How are you doing emotionally? Are you struggling with depression, anger, anxiety, or fear?
A recent Army Times article shares the startling truth that more soldiers are dying from suicide than in combat. It gives me a new sense of urgency for my upcoming sermon series, Leading Our Emotions. According to the article :
• More soldiers are dying by suicide than in combat.
• The service is on track to reach its highest suicide rate yet — 29 suicides per 100,000 soldiers per year, more than three times the rate in 2004 and a more than a 25 percent increase from last year.
• More non-commissioned officers and soldiers with multiple deployments are committing suicide.
Read the whole article: Special Report: Losing the War on Suicide
Of course, the problems are not limited to the military.

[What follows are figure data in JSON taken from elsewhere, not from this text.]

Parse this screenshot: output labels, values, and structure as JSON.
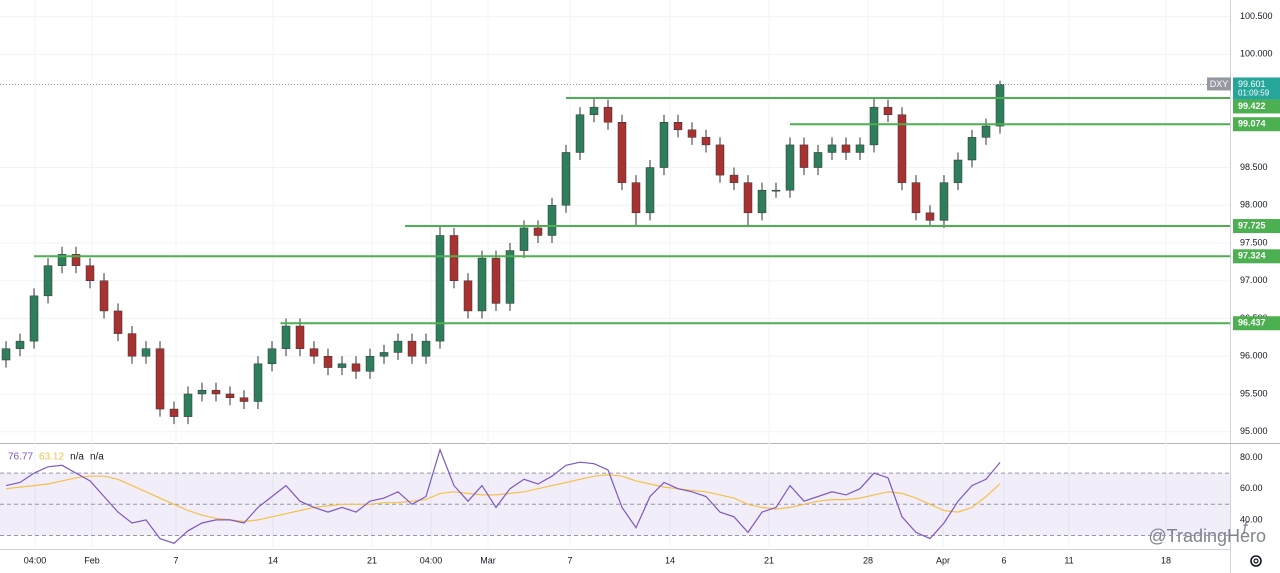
{
  "chart_data": [
    {
      "type": "candlestick",
      "symbol": "DXY",
      "xlim": [
        -0.43,
        87.43
      ],
      "xticks": [
        {
          "value": 2.07,
          "label": "04:00"
        },
        {
          "value": 6.14,
          "label": "Feb"
        },
        {
          "value": 12.14,
          "label": "7"
        },
        {
          "value": 19.07,
          "label": "14"
        },
        {
          "value": 26.14,
          "label": "21"
        },
        {
          "value": 30.36,
          "label": "04:00"
        },
        {
          "value": 34.43,
          "label": "Mar"
        },
        {
          "value": 40.29,
          "label": "7"
        },
        {
          "value": 47.43,
          "label": "14"
        },
        {
          "value": 54.5,
          "label": "21"
        },
        {
          "value": 61.57,
          "label": "28"
        },
        {
          "value": 66.93,
          "label": "Apr"
        },
        {
          "value": 71.29,
          "label": "6"
        },
        {
          "value": 75.93,
          "label": "11"
        },
        {
          "value": 82.86,
          "label": "18"
        }
      ],
      "ylim": [
        94.89,
        100.72
      ],
      "yticks": [
        {
          "value": 100.5,
          "label": "100.500"
        },
        {
          "value": 100,
          "label": "100.000"
        },
        {
          "value": 98.5,
          "label": "98.500"
        },
        {
          "value": 98,
          "label": "98.000"
        },
        {
          "value": 97.5,
          "label": "97.500"
        },
        {
          "value": 97,
          "label": "97.000"
        },
        {
          "value": 96.5,
          "label": "96.500"
        },
        {
          "value": 96,
          "label": "96.000"
        },
        {
          "value": 95.5,
          "label": "95.500"
        },
        {
          "value": 95,
          "label": "95.000"
        }
      ],
      "open": [
        95.95,
        96.1,
        96.2,
        96.8,
        97.2,
        97.35,
        97.2,
        97.0,
        96.6,
        96.3,
        96.0,
        96.1,
        95.3,
        95.2,
        95.5,
        95.55,
        95.5,
        95.45,
        95.4,
        95.9,
        96.1,
        96.4,
        96.1,
        96.0,
        95.85,
        95.9,
        95.8,
        96.0,
        96.05,
        96.2,
        96.0,
        96.2,
        97.6,
        97.0,
        96.6,
        97.3,
        96.7,
        97.4,
        97.7,
        97.6,
        98.0,
        98.7,
        99.2,
        99.3,
        99.1,
        98.3,
        97.9,
        98.5,
        99.1,
        99.0,
        98.9,
        98.8,
        98.4,
        98.3,
        97.9,
        98.2,
        98.2,
        98.8,
        98.5,
        98.7,
        98.8,
        98.7,
        98.8,
        99.3,
        99.2,
        98.3,
        97.9,
        97.8,
        98.3,
        98.6,
        98.9,
        99.05
      ],
      "high": [
        96.2,
        96.3,
        96.9,
        97.3,
        97.45,
        97.45,
        97.3,
        97.1,
        96.7,
        96.4,
        96.2,
        96.2,
        95.4,
        95.6,
        95.65,
        95.65,
        95.6,
        95.55,
        96.0,
        96.2,
        96.5,
        96.5,
        96.2,
        96.1,
        96.0,
        96.0,
        96.1,
        96.15,
        96.3,
        96.3,
        96.3,
        97.725,
        97.7,
        97.1,
        97.4,
        97.4,
        97.5,
        97.8,
        97.8,
        98.1,
        98.8,
        99.3,
        99.42,
        99.4,
        99.2,
        98.4,
        98.6,
        99.2,
        99.2,
        99.1,
        99.0,
        98.9,
        98.5,
        98.4,
        98.3,
        98.3,
        98.9,
        98.9,
        98.8,
        98.9,
        98.9,
        98.9,
        99.42,
        99.4,
        99.3,
        98.4,
        98.0,
        98.4,
        98.7,
        99.0,
        99.15,
        99.65
      ],
      "low": [
        95.85,
        96.0,
        96.1,
        96.7,
        97.1,
        97.1,
        96.9,
        96.5,
        96.2,
        95.9,
        95.9,
        95.2,
        95.1,
        95.1,
        95.4,
        95.4,
        95.35,
        95.3,
        95.3,
        95.8,
        96.0,
        96.0,
        95.9,
        95.75,
        95.75,
        95.7,
        95.7,
        95.9,
        95.95,
        95.9,
        95.9,
        96.1,
        96.9,
        96.5,
        96.5,
        96.6,
        96.6,
        97.3,
        97.5,
        97.5,
        97.9,
        98.6,
        99.1,
        99.0,
        98.2,
        97.725,
        97.8,
        98.4,
        98.9,
        98.8,
        98.7,
        98.3,
        98.2,
        97.725,
        97.8,
        98.1,
        98.1,
        98.4,
        98.4,
        98.6,
        98.6,
        98.6,
        98.7,
        99.1,
        98.2,
        97.8,
        97.725,
        97.7,
        98.2,
        98.5,
        98.8,
        98.95
      ],
      "close": [
        96.1,
        96.2,
        96.8,
        97.2,
        97.35,
        97.2,
        97.0,
        96.6,
        96.3,
        96.0,
        96.1,
        95.3,
        95.2,
        95.5,
        95.55,
        95.5,
        95.45,
        95.4,
        95.9,
        96.1,
        96.4,
        96.1,
        96.0,
        95.85,
        95.9,
        95.8,
        96.0,
        96.05,
        96.2,
        96.0,
        96.2,
        97.6,
        97.0,
        96.6,
        97.3,
        96.7,
        97.4,
        97.7,
        97.6,
        98.0,
        98.7,
        99.2,
        99.3,
        99.1,
        98.3,
        97.9,
        98.5,
        99.1,
        99.0,
        98.9,
        98.8,
        98.4,
        98.3,
        97.9,
        98.2,
        98.2,
        98.8,
        98.5,
        98.7,
        98.8,
        98.7,
        98.8,
        99.3,
        99.2,
        98.3,
        97.9,
        97.8,
        98.3,
        98.6,
        98.9,
        99.05,
        99.601
      ],
      "up_color": "#2e7d5b",
      "down_color": "#a83232",
      "levels": [
        {
          "value": 99.422,
          "start": 40
        },
        {
          "value": 99.074,
          "start": 56
        },
        {
          "value": 97.725,
          "start": 28.5
        },
        {
          "value": 97.324,
          "start": 2
        },
        {
          "value": 96.437,
          "start": 19.6
        }
      ],
      "level_color": "#4caf50",
      "countdown": "01:09:59",
      "grid": true
    },
    {
      "type": "line",
      "ylim": [
        22,
        88
      ],
      "yticks": [
        {
          "value": 80,
          "label": "80.00"
        },
        {
          "value": 60,
          "label": "60.00"
        },
        {
          "value": 40,
          "label": "40.00"
        }
      ],
      "bands": [
        70,
        50,
        30
      ],
      "series": [
        {
          "color": "#7e57c2",
          "values": [
            62,
            64,
            70,
            74,
            75,
            70,
            65,
            55,
            45,
            38,
            40,
            28,
            25,
            33,
            38,
            40,
            40,
            38,
            48,
            55,
            62,
            52,
            48,
            45,
            48,
            45,
            52,
            54,
            58,
            50,
            55,
            85,
            62,
            52,
            62,
            48,
            60,
            66,
            63,
            68,
            75,
            77,
            76,
            72,
            48,
            35,
            55,
            64,
            60,
            58,
            55,
            45,
            42,
            32,
            45,
            48,
            62,
            52,
            55,
            58,
            56,
            60,
            70,
            67,
            42,
            32,
            28,
            38,
            52,
            62,
            66,
            76.77
          ]
        },
        {
          "color": "#f5c04a",
          "values": [
            60,
            61,
            62,
            63,
            65,
            67,
            68,
            68,
            66,
            62,
            58,
            54,
            50,
            46,
            43,
            41,
            40,
            39,
            40,
            42,
            44,
            46,
            48,
            49,
            50,
            50,
            50,
            51,
            51,
            52,
            53,
            57,
            58,
            57,
            56,
            56,
            57,
            58,
            60,
            62,
            64,
            66,
            68,
            69,
            68,
            65,
            63,
            61,
            60,
            59,
            58,
            56,
            54,
            50,
            48,
            47,
            48,
            50,
            52,
            53,
            53,
            54,
            56,
            58,
            57,
            54,
            50,
            46,
            45,
            48,
            55,
            63.12
          ]
        }
      ],
      "legend_extra": [
        "n/a",
        "n/a"
      ]
    }
  ],
  "watermark": "@TradingHero"
}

So many are struggling in so many ways with their mental health. It’s why I am beginning a series this Sunday, Leading Our Emotions.
Before you comment, let me assure you that each week I will stress that emotions and mental health are complex subjects. Physical health affects emotional health. I am not going to give a reductionist presentation of emotions that acts as though there are quick fixes. But there is no question that our relationship with God is foundational to spiritual and emotional health. If someone’s hope is not in God, then they may very well struggle with being downcast (Psalm 43:5)! The goal of this series will be to equip our people to lead their emotions under the Lordship of Christ.